How did THAT happen?

I’ve said that a few times in my almost 21 months as a mom. Today, though, is one for the record books.

The Babe and I were chilling before dinner with a little Baby E. She was sitting on my lap when all of a sudden I felt a rather warm, wet sensation. I thought, “well, maybe she just peed, and my leg feels warm because she’s sitting on it.” Obviously, it had been a long, hard day or I would have realized that if the diaper had contained the urine, my leg wouldn’t feel wet. She stayed put, and I wasn’t about to wreck the good Baby E mojo with an intermission diaper change.

So we continue to space out, and as the credits roll, the Babe climbs off and I realized that I am, in fact, wet. Really wet. Wet all around the crotch area of my own pants. Wet through to my underwear. And then I think to myself, “self, did you wet YOUR pants?” Because the Babe’s shorts? Totally dry.

But the Babe’s diaper weighed about as much as she does. So somehow, the she leaked out of the diaper, missed her own shorts and just literally peed on me (and the sofa). And I didn’t realize it til the Baby E dvd was over. That’s how good those damn DVD’s really are. Or that’s how tired I really am.

Signs you live amongst old folks


In our neighborhood, there are less than 15 kids–probably less than 10 that live in the neighborhood full time. I see three get on the middle school bus each day, I live with 1, and there are two little ones across the street. So the Babe doesn’t have many examples of what “kids do” in a neighborhood.

Instead, she watches the adults walk their dogs (no fences, so they’re all leash trained) and the dog-less adults just walk. And walk. And walk. That sort of purposeful fitness walking marked by the MP3 player, sports bra, reflective clothing and the bent arms. I think only one or two people jog. The rest of us, myself included, walk. So when she points to the men walking by and says, “Dada!” I say, “That man’s walking.” And she’ll repeat, “walking”. When she points to the dog walkers, I’ll say the dog’s going on a walk. And she’ll say, “walking”.

So now, when the Babe wants to go outside, she says, “Walking? Go walking? Go walking baby?”–which roughly translates into, “I’d like to get out my stroller and put my doll in it and barrel down the sidewalk.” !!!!

It occurred to me today that she doesn’t use the word “Play”, like I think kids generally do–her word for going outside is “Walking.”

Definitely a sign we live amongst old folks.

Bloggy botox and BFF

It’s ok….you can tell me you’ve noticed….this blog has had some Botox. (blog-tox?) Anyway, I’ve had header envy for a long time, and when Susie of Bluebird blogs was offerring a portion of her proceeds to help a fellow blogger Kelli out, I thought it was divine intervention telling me to indulge–it wasn’t about me, it was about helping Kelli! (how’s that for logic?)

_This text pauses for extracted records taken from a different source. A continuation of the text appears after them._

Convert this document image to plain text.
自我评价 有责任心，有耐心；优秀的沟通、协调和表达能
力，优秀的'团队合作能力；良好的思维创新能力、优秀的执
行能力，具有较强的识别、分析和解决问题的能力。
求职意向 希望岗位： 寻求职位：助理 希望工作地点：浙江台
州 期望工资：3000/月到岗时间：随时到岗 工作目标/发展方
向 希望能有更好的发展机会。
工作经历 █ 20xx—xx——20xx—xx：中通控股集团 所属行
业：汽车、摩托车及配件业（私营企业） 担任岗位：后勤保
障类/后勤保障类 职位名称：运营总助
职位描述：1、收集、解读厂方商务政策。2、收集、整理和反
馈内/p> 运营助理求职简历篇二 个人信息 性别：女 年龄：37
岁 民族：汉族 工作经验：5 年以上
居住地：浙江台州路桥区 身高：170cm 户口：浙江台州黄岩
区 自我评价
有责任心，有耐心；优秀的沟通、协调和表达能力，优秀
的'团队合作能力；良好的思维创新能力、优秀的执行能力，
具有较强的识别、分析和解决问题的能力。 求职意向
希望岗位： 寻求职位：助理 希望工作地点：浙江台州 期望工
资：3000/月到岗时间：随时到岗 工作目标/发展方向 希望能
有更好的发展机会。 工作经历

So here I am, with a spiffy new look.

That said, I am going to bed. We are still sort of recovering from yesterday’s birthday marathon. The Babe ended up sleeping through the night from when we put her down at around 4:30. No, I’m not exaggerating. She slept from 4:30pm until almost 6am this morning!! She awoke a new girl. Then after Mass, she took another 3 hour nap.

Since she was so full of energy, we took her to my friend’s dad’s house (where they are staying) and we had another play date–this time “only” 6 of the 7 kids who were with us yesterday. Four of whom are between 20-24 months old!!! BIG FUN. (we have 1, Angie has 2, her bro has 3)

BFF
You know those friends you just want to be in the same room with? It doesn’t matter how much you see them or how often you email or call…when you are together all is right with the world? Well, Angie is definitely one of those people for me. So after making a kick-ass dinner, we sat on the screen porch and watched our kids play together. They got along beautifully and had so.much.fun. Her girlie and my girlie took turns playing with the baby’s pumpkin seat–each one sitting for a spell while the other one rocked. They sat on the steps together after we told them they couldn’t scale the stairway gate. So stinking cute, I could have gobbled them both up!

And of course, in my mind, I’m imagining that they too will room together in college, and be the kind of friends who can just be in a room together and just be.